Amazon denies having set a release date for The Sixth, but several people who spoke with Politico said they’d been told the documentary would be released on Prime Video—free to subscribers—on May 3. “The subjects were all told that the movie would be available on Prime starting at the beginning of May, and I was certainly telling that to people because the premiere was completely sold out,” Raskin told Politico. “I was telling people they’d be able to access it on Prime Video. And then the Fines told us that although that was the original understanding, it was now not going to be available for streaming on Prime Video and people would have to pay for it. That obviously will change by millions the number of people who will see it.”
As journalist Michael Schaffer was putting the story together, he noticed that The Sixth was not included on A24’s website alongside other upcoming releases. When he reached out for comment, the film suddenly appeared on the website, where A24 describes it as “a testament to the importance of truth.” But how important can that truth be when A24 and/or Amazon is ensuring far fewer people are able to see it? The Sixth was, as promised, released on May 3. However, the Fines’ documentary is only available to rent, and only for the premium rental fee of $19.99.
Although the Fines seemed hesitant to criticize A24, which bankrolled the doc for an undisclosed sum (per the report, the budget was likely in the seven-figure range), Sean Fine commented on the sudden release change:
“We’re artists,” Sean Fine said. “You make something and somebody tells you it’s going to be in a museum — and then all of a sudden, it’s like, no, no, it’s only in this other room of the museum, and you have to pay more to go see it. You wonder why. Or if they say we’re going to keep your painting in a closet for a while and we’re going to bring it out when we think it’s good for people to see it.
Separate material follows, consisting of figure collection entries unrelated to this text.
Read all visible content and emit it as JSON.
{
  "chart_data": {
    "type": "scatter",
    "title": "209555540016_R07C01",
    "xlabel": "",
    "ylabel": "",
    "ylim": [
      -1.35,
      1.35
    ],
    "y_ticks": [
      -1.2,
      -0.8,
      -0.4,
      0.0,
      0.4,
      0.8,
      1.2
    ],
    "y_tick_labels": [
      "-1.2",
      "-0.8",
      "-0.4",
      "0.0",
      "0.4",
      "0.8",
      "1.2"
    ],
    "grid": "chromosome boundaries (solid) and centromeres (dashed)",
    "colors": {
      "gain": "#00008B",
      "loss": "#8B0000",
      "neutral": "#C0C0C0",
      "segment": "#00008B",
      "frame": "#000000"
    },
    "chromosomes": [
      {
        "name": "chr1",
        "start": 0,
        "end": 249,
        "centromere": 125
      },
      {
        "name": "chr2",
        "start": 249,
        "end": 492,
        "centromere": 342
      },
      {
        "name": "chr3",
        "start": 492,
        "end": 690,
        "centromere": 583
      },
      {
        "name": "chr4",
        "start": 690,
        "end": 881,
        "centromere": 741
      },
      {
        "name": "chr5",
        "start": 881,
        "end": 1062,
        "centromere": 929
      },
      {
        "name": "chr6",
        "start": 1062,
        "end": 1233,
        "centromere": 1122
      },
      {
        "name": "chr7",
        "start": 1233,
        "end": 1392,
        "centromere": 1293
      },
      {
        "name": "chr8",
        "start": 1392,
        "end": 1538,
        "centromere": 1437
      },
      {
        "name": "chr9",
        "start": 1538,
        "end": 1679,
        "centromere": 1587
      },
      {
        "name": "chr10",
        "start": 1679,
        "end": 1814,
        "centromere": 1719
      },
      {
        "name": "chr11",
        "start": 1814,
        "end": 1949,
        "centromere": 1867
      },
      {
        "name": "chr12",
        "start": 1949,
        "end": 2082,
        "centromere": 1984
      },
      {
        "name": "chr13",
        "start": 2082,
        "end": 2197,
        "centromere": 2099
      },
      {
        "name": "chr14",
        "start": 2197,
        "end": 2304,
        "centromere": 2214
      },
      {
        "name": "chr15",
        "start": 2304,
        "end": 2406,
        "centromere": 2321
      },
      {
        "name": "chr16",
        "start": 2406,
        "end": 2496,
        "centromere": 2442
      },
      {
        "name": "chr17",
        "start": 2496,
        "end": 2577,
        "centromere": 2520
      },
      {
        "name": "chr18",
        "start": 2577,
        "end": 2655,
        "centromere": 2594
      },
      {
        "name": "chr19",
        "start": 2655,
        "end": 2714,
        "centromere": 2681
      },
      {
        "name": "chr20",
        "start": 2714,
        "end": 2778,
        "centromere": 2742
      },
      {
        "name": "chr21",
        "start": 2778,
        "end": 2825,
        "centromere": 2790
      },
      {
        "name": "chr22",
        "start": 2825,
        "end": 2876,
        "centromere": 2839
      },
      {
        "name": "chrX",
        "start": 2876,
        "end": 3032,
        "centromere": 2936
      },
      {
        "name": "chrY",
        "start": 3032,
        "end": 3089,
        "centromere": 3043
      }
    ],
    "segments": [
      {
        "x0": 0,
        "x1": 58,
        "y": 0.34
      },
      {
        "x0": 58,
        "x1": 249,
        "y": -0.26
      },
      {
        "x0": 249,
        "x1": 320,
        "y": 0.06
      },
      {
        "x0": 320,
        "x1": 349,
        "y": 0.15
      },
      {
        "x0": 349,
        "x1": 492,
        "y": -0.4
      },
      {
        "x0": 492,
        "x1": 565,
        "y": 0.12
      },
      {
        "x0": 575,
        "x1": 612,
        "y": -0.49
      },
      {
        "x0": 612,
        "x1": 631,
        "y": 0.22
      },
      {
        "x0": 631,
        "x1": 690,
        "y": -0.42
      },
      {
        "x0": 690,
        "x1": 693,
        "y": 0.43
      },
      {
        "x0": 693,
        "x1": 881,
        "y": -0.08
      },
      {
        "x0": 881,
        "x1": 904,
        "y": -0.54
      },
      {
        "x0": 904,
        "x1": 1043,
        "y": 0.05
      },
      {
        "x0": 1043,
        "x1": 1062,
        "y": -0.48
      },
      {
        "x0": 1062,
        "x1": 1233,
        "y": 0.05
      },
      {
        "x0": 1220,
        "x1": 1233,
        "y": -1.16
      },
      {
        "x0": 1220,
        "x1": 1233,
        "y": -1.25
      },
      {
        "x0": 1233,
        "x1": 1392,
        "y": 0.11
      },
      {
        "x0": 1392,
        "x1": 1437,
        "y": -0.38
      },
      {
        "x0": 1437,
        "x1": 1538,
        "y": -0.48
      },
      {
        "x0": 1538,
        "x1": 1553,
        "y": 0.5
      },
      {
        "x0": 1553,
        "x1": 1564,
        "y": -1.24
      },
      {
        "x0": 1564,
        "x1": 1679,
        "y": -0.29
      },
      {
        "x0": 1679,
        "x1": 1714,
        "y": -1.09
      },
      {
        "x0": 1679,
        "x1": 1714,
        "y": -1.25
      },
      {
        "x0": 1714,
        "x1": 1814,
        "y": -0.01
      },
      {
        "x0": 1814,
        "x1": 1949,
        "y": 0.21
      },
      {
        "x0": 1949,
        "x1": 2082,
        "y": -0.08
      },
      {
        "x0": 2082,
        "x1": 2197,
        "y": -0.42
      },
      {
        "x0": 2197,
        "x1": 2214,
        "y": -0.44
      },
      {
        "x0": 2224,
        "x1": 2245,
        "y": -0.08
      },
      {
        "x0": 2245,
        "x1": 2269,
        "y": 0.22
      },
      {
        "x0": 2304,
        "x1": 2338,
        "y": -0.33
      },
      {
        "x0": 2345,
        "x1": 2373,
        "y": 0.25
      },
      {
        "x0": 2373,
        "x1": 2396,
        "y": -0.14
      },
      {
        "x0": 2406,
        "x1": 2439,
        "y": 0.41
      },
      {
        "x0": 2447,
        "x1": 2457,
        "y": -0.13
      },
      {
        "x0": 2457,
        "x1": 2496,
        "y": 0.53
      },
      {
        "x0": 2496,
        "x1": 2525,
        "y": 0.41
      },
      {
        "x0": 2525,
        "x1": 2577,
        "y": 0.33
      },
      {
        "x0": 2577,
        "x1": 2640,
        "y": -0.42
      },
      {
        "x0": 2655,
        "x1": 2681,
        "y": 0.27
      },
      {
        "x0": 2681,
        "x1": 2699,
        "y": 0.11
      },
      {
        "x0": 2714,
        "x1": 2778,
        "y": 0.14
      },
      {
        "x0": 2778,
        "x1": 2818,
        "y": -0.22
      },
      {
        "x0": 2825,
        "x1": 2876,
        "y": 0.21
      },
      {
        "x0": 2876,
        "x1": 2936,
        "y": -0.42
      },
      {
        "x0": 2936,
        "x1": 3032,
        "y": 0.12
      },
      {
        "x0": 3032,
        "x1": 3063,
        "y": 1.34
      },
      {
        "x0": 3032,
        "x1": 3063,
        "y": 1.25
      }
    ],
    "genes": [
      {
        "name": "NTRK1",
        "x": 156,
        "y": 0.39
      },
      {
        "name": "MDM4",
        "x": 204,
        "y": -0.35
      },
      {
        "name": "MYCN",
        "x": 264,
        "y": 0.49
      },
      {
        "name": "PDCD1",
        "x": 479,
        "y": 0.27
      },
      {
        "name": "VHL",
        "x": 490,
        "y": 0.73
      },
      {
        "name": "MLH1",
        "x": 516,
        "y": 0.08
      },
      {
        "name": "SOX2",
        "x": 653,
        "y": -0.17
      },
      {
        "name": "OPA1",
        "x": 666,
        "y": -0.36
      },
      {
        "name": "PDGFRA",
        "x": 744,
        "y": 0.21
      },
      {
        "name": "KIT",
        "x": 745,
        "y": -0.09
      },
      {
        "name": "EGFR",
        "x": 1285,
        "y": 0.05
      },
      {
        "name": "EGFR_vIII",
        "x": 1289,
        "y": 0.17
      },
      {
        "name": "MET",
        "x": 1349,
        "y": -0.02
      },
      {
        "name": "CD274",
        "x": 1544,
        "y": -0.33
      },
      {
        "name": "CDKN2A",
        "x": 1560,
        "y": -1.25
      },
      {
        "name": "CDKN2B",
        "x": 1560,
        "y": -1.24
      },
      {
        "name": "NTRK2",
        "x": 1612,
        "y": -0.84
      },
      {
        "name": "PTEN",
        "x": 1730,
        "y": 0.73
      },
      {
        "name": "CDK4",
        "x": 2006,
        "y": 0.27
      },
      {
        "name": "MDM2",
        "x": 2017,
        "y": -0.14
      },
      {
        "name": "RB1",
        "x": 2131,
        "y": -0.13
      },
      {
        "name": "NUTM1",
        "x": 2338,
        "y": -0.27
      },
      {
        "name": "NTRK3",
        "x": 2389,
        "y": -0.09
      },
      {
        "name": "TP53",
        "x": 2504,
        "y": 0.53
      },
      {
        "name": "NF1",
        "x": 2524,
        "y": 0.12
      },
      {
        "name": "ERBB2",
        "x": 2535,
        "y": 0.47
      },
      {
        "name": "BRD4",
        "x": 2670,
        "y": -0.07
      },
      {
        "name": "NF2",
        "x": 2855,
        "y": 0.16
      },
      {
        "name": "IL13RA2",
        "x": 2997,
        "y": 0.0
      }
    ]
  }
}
So it’s like, ‘Why is that?’”
It’s particularly odd for A24 to shy away from a wider release push for The Sixth given its recent marketing efforts for Civil War, Alex Garland’s vision of a not-too-distant future in which the U.S., fractured by unspecified political issues, has devolved into war. As Schaffer notes in his reporting, The Sixth takes a similarly less granular approach to the politics of January 6, instead focusing on workers whose typical day at the office was violently upended by an insurrection.
Is it that A24, a distributor known for releasing avant garde indies and challenging genre films, is apprehensive about alienating a large percentage of the general moviegoing public? That seems too dissonant to be true, though I suppose it could be. Or is it that Amazon, a company headed by a billionaire whose continued wealth relies on conservative politics, isn’t particularly inclined to ensure The Sixth is seen by the widest audience possible? That sounds more correct, but it still doesn’t explain why A24 isn’t promoting a film it invested millions of dollars in producing.
As Schaffer writes for Politico, Amazon’s handling of The Sixth is a smart business decision, but that’s “a notion that ought to concern Americans of all stripes.”
“A shared set of facts is pretty essential to a functioning society,” Schaffer continues. “We stopped getting our facts from the same place long ago, but burying something because it might anger people during election season seems bad in a new way.”
With seven months until the 2024 presidential election, each day it becomes increasingly clear that we are laboring under the illusion of choice, and any narratives to the contrary—any authors who dare observe our political landscape with clear eyes—should either be dismissed by the right as wholesale fabrications or suppressed by the left for undermining the person we all have to vote for, or else.